Yes Mssrs. Greenberg and Alschuler! And an interesting point, ISkyScraper, re. Bloomberg using data to evaluate decisions. It would be a great example for Ford and Minian-Wong to follow in light of their ramming through the removal of the Jarvis bike lanes. One of the reasons for this was ostensibly to improve traffic flow, but now that left turn signals have been installed on Jarvis (at a cost of $14k), for instance, has traffic flow improved? And if so, is it now necessary to reinstall the 5th reversible traffic lane at an expense to taxpayers of $200k?! Making this assessment would be the scientific way. An additional piece of data would be how the 67,840 people (“customers”) who live in Ward 27 (not just about the 15,000 “customers” who drive along Jarvis daily, to paraphrase emails coming out of the mayor’s office) feel about returning the 5th lane and making Jarvis less pedestrian-friendly. But I’m just a scientist and taxpayer, so what do I know?
Yes. Bloomberg & Co. have raised the bar. All citizens of Toronto need to hold our councilors to this higher standard of informed decision making.
So what was Miller’s plan to fund his city building after he emptied the reserves and ran out of accounting tricks? If he had the guts to tax residents in order to pay for his plans this would make an interesting topic. As it stands , Ford is getting blame for being left with the bill for things that voters did not ask for.
That is not to say that the Mayor and council should refrain from making investments in improving the city. It is that this conversation has never taken place in detail (including cost).
Glen> Been meaning to ask – for ages you went on about Dukes cycles — but they reopened in the same spot. Why did they reopen when, as you outlined, it’s impossible for them to do business. Thanks!
Adam Vaughan pushed through a bylaw that has the city pay a portion of their tax.
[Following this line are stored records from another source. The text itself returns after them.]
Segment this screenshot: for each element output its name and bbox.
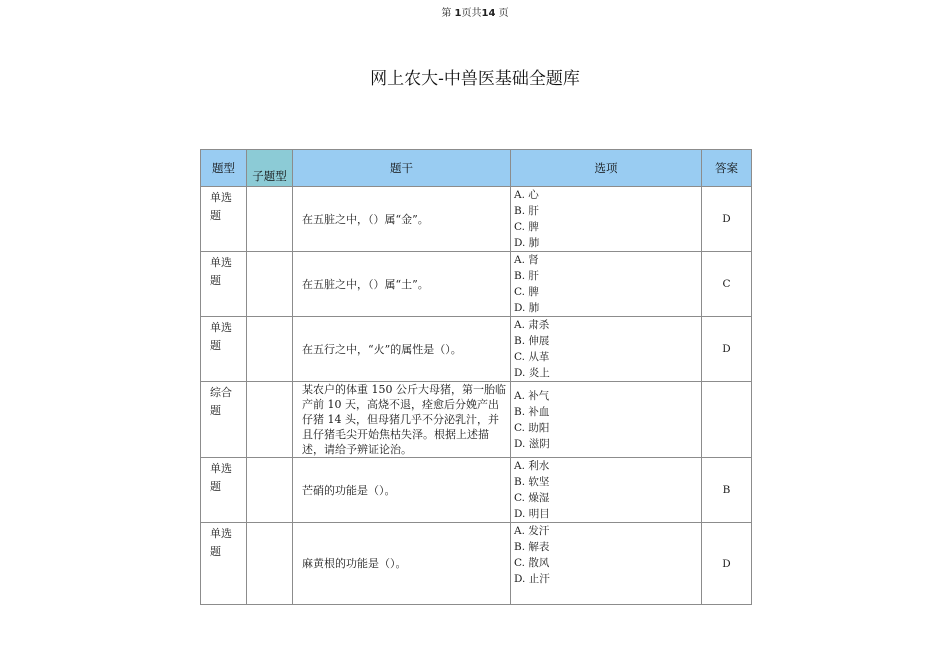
row-options	[511, 382, 702, 458]
row-subtype	[247, 382, 293, 458]
row-type: 综合题	[201, 382, 247, 458]
row-answer: D	[702, 523, 752, 605]
option-b: B. 肝	[514, 205, 539, 217]
row-stem: 芒硝的功能是（）。	[293, 458, 511, 523]
option-d: D. 炎上	[514, 367, 550, 379]
option-c: C. 脾	[514, 221, 539, 233]
table-row	[201, 523, 752, 605]
row-options	[511, 187, 702, 252]
row-answer: C	[702, 252, 752, 317]
table-row	[201, 458, 752, 523]
option-d: D. 滋阴	[514, 437, 550, 450]
page-total: 14	[481, 8, 496, 19]
option-b: B. 软坚	[514, 476, 550, 488]
option-d: D. 肺	[514, 302, 540, 314]
option-b: B. 解表	[514, 541, 550, 553]
row-stem: 在五脏之中，（）属“土”。	[293, 252, 511, 317]
row-subtype	[247, 187, 293, 252]
row-subtype	[247, 252, 293, 317]
row-type: 单选题	[201, 317, 247, 382]
page-suffix: 页	[498, 8, 509, 19]
option-b: B. 补血	[514, 405, 550, 418]
row-answer: D	[702, 187, 752, 252]
option-a: A. 肃杀	[514, 319, 550, 331]
row-stem: 在五脏之中，（）属“金”。	[293, 187, 511, 252]
page-middle: 页共	[461, 8, 482, 19]
option-c: C. 从革	[514, 351, 550, 363]
option-a: A. 利水	[514, 460, 550, 472]
header-options: 选项	[511, 150, 702, 187]
option-b: B. 伸展	[514, 335, 550, 347]
row-subtype	[247, 317, 293, 382]
option-a: A. 补气	[514, 389, 550, 402]
row-options	[511, 317, 702, 382]
option-c: C. 助阳	[514, 421, 550, 434]
option-c: C. 燥湿	[514, 492, 550, 504]
row-type: 单选题	[201, 523, 247, 605]
question-bank-table	[200, 149, 752, 605]
table-row	[201, 252, 752, 317]
row-options	[511, 458, 702, 523]
table-row	[201, 382, 752, 458]
row-options	[511, 523, 702, 605]
option-a: A. 肾	[514, 254, 539, 266]
page-number: 1	[454, 8, 462, 19]
row-options	[511, 252, 702, 317]
row-type: 单选题	[201, 187, 247, 252]
row-stem: 麻黄根的功能是（）。	[293, 523, 511, 605]
page-number-header	[0, 4, 950, 19]
header-subtype: 子题型	[247, 150, 293, 187]
table-header-row	[201, 150, 752, 187]
row-type: 单选题	[201, 458, 247, 523]
table-row	[201, 317, 752, 382]
row-subtype	[247, 458, 293, 523]
option-d: D. 止汗	[514, 573, 550, 585]
table-row	[201, 187, 752, 252]
row-answer: D	[702, 317, 752, 382]
header-type: 题型	[201, 150, 247, 187]
row-subtype	[247, 523, 293, 605]
option-c: C. 散风	[514, 557, 550, 569]
row-type: 单选题	[201, 252, 247, 317]
row-answer: B	[702, 458, 752, 523]
option-d: D. 肺	[514, 237, 540, 249]
option-a: A. 发汗	[514, 525, 550, 537]
option-b: B. 肝	[514, 270, 539, 282]
option-d: D. 明目	[514, 508, 550, 520]
header-answer: 答案	[702, 150, 752, 187]
option-a: A. 心	[514, 189, 539, 201]
option-c: C. 脾	[514, 286, 539, 298]
row-answer	[702, 382, 752, 458]
row-stem: 在五行之中，“火”的属性是（）。	[293, 317, 511, 382]
document-title: 网上农大-中兽医基础全题库	[370, 69, 580, 89]
row-stem: 某农户的体重 150 公斤大母猪，第一胎临产前 10 天，高烧不退，痊愈后分娩产出仔猪 14 头，但母猪几乎不分泌乳汁，并且仔猪毛尖开始焦枯失泽。根据上述描述，请给予辨证论治。	[293, 382, 511, 458]
page-prefix: 第	[441, 8, 452, 19]
header-stem: 题干	[293, 150, 511, 187]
It is the only retail space (611-623 Queen west) thas been granted this in the city.
This is well-argued and useful, but somewhat incomplete.
It isn’t merely the potential for slash and burn that will take us down, but a high degree of willful blindness to the four-wheeled elephants that are in the driveway and living room that cost us a lot of money, and yet the suburban majority are thoroughly incapable of exploring this massive set of costs.
In digging through old papers looking for the extent of Jack Layton’s many helps to cyclists, I came across a Jan. 12/96 Globe article featuring some of the work of economist Pamela Blais on the economics of built form. Within it was quote from a Vancouver area planner “We realized that the public subsidy enjoyed by the private automobile amounts to $2,700 per automobile per year, or about seven times the amount we subsidize public transit.”
I have copied this article to all the Councillors and Mayor Ford yesterday with a shorter note to it starting “A Car Services Review could find million$ in Caravy…” I know at time people don’t like my language/manglish, but if the facts actually worked, we’d already have a downtown Relief Line and Eglinton, and there would be tolls on the Gardiner, DVP etc.
The province could help by reversing the “amanglemation” as we need a divorce, but they too are pretty carrupt and must cater to votorists, so we likely, somehow, need to pressure the more suburban Councillors to begin to see facts as their guiding lights, not Fords.